3. Aux termes de l'article 261 D du code général des impôts, d'autre part : " Sont exonérées de la taxe sur la valeur ajoutée : / (...) / 4° Les locations occasionnelles, permanentes ou saisonnières de logements meublés ou garnis à usage d'habitation. / Toutefois, l'exonération ne s'applique pas : / (...) / b. Aux prestations de mise à disposition d'un local meublé ou garni effectuées à titre onéreux et de manière habituelle, comportant en sus de l'hébergement au moins trois des prestations suivantes, rendues dans des conditions similaires à celles proposées par les établissements d'hébergement à caractère hôtelier exploités de manière professionnelle : le petit déjeuner, le nettoyage régulier des locaux, la fourniture de linge de maison et la réception, même non personnalisée, de la clientèle. / c. Aux locations de locaux nus, meublés ou garnis consenties à l'exploitant d'un établissement d'hébergement qui remplit les conditions fixées aux a ou b (...) ". Ces dispositions, qui fixent les critères de la taxation des prestations de location de logements meublés, doivent être interprétées, pour le respect des objectifs énoncés par les dispositions de l'article 135 de la directive 2006/112/CE du Conseil du 28 novembre 2006 relative au système commun de taxe sur la valeur ajoutée, tels qu'interprétées par la Cour de justice de l'Union européenne, de manière à garantir que ne soient exonérés du paiement de la taxe que des assujettis dont l'activité ne remplit pas la ou les fonctions essentielles d'une entreprise hôtelière et qui ne sont donc pas en concurrence potentielle avec ces dernières entreprises.

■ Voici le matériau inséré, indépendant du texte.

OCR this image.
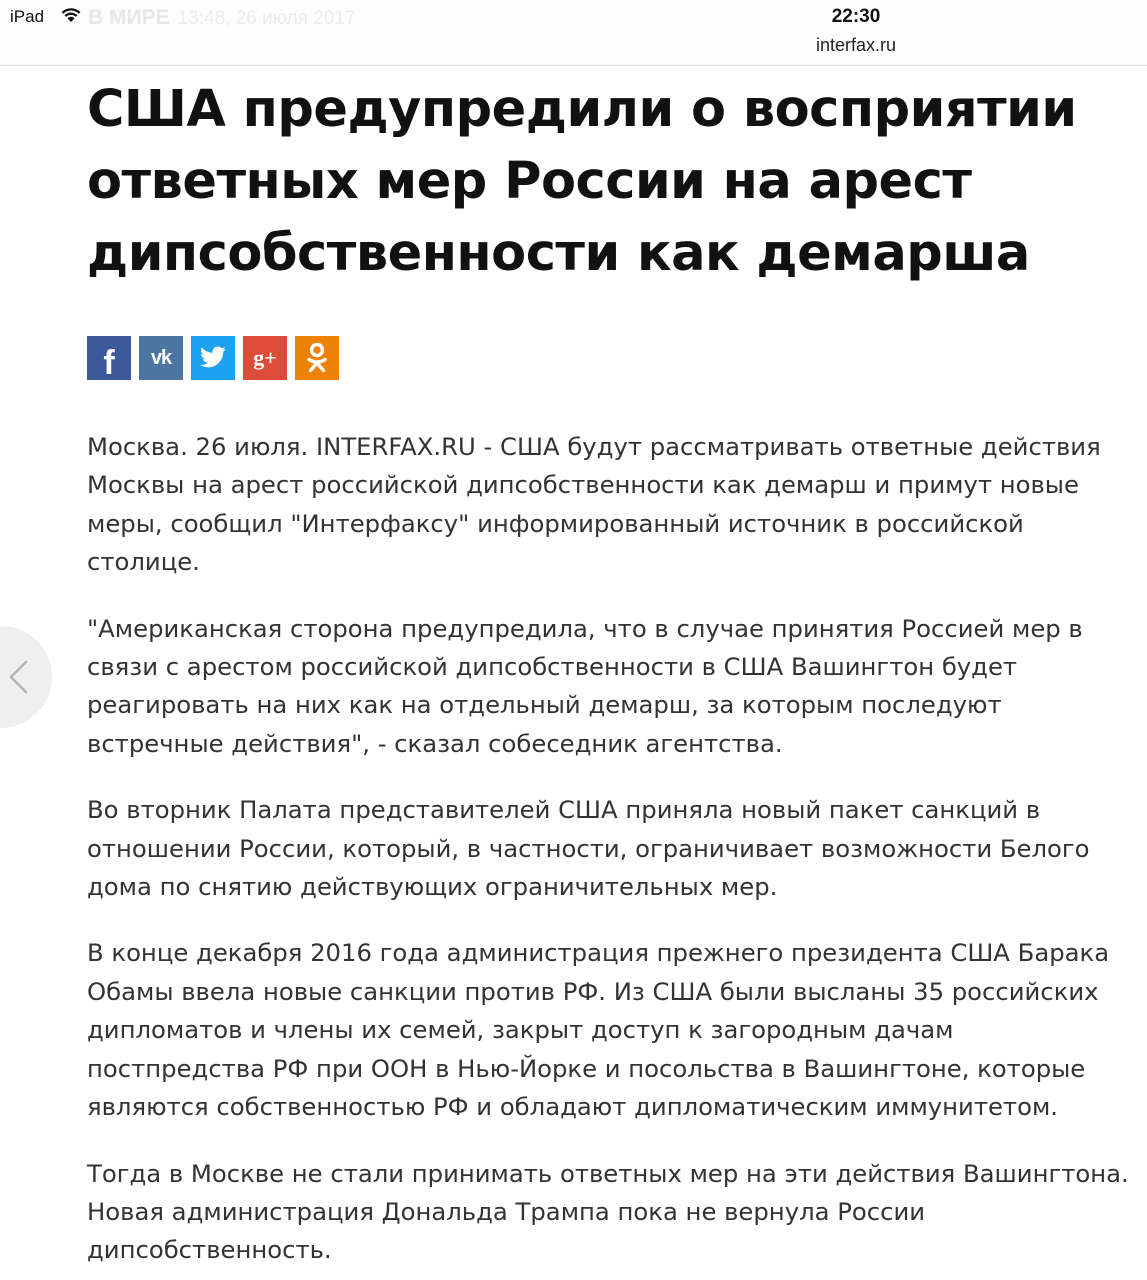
iPad В МИРЕ 13:48, 26 июля 2017	22:30
interfax.ru
США предупредили о восприятии ответных мер России на арест дипсобственности как демарша
f vk	g+

Москва. 26 июля. INTERFAX.RU - США будут рассматривать ответные действия Москвы на арест российской дипсобственности как демарш и примут новые меры, сообщил "Интерфаксу" информированный источник в российской столице.

"Американская сторона предупредила, что в случае принятия Россией мер в связи с арестом российской дипсобственности в США Вашингтон будет реагировать на них как на отдельный демарш, за которым последуют встречные действия", - сказал собеседник агентства.

Во вторник Палата представителей США приняла новый пакет санкций в отношении России, который, в частности, ограничивает возможности Белого дома по снятию действующих ограничительных мер.

В конце декабря 2016 года администрация прежнего президента США Барака Обамы ввела новые санкции против РФ. Из США были высланы 35 российских дипломатов и члены их семей, закрыт доступ к загородным дачам постпредства РФ при ООН в Нью-Йорке и посольства в Вашингтоне, которые являются собственностью РФ и обладают дипломатическим иммунитетом.

Тогда в Москве не стали принимать ответных мер на эти действия Вашингтона. Новая администрация Дональда Трампа пока не вернула России дипсобственность.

4. La circonstance que le loueur d'un logement meublé délègue à un tiers la fourniture des prestations mentionnées au b du 4° de l'article 261 D du code général des impôts ne fait pas obstacle à ce qu'il soit soumis à la taxe sur la valeur ajoutée en application de ces dispositions lorsque la prestation est proposée dans des conditions similaires à celles proposées dans le secteur hôtelier et que l'exploitant demeure seul responsable de cette prestation vis-à-vis de ses clients.
5. Sous réserve des cas où la loi attribue la charge de la preuve au contribuable, il appartient au juge de l'impôt, au vu de l'instruction et compte tenu, le cas échéant, de l'abstention d'une des parties à produire les éléments qu'elle est seule en mesure d'apporter et qui ne sauraient être réclamés qu'à elle-même, d'apprécier si la situation du contribuable entre dans le champ de l'assujettissement à l'impôt ou, le cas échéant, s'il remplit les conditions légales d'une exonération.

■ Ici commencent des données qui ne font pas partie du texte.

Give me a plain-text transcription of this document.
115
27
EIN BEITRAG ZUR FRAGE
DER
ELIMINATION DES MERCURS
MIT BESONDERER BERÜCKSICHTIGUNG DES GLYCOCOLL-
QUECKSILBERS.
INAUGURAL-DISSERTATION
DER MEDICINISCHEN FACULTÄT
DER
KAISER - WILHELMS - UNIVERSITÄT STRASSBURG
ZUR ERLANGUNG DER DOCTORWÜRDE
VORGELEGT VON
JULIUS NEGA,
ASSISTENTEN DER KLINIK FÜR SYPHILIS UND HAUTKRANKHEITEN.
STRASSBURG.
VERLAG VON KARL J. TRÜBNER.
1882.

6. Il résulte de l'instruction que l'indivision A... B... a confié la gestion de l'appartement dont elle est propriétaire dans une résidence de tourisme située dans la station Les Arcs 1950 à la société Maeva, avec laquelle elle a conclu un mandat de gestion exclusif le 25 avril 2017. Ce contrat prévoit que la société Maeva assure la préparation du logement, la réception et l'accueil de la clientèle, la vérification du ménage à la fin du séjour, ainsi que la fourniture et le blanchissage du linge. L'avenant à ce contrat, conclu le 18 juillet 2018, à effet du 1er mai 2017, ajoute la fourniture d'un " service de ménage régulier " et du linge " pendant toute la durée du séjour ". L'administration, qui ne conteste pas que la société Maeva assure la réception de la clientèle au sens des dispositions du b du 4° de l'article 261 D du code général des impôts, fait toutefois valoir que cette dernière ne fournit pas la prestation de petit déjeuner et qu'elle ne délivre pas les prestations de nettoyage régulier des locaux et de fourniture du linge de maison dans des conditions similaires à celles proposées par les établissements d'hébergement à caractère hôtelier exploités de manière professionnelle.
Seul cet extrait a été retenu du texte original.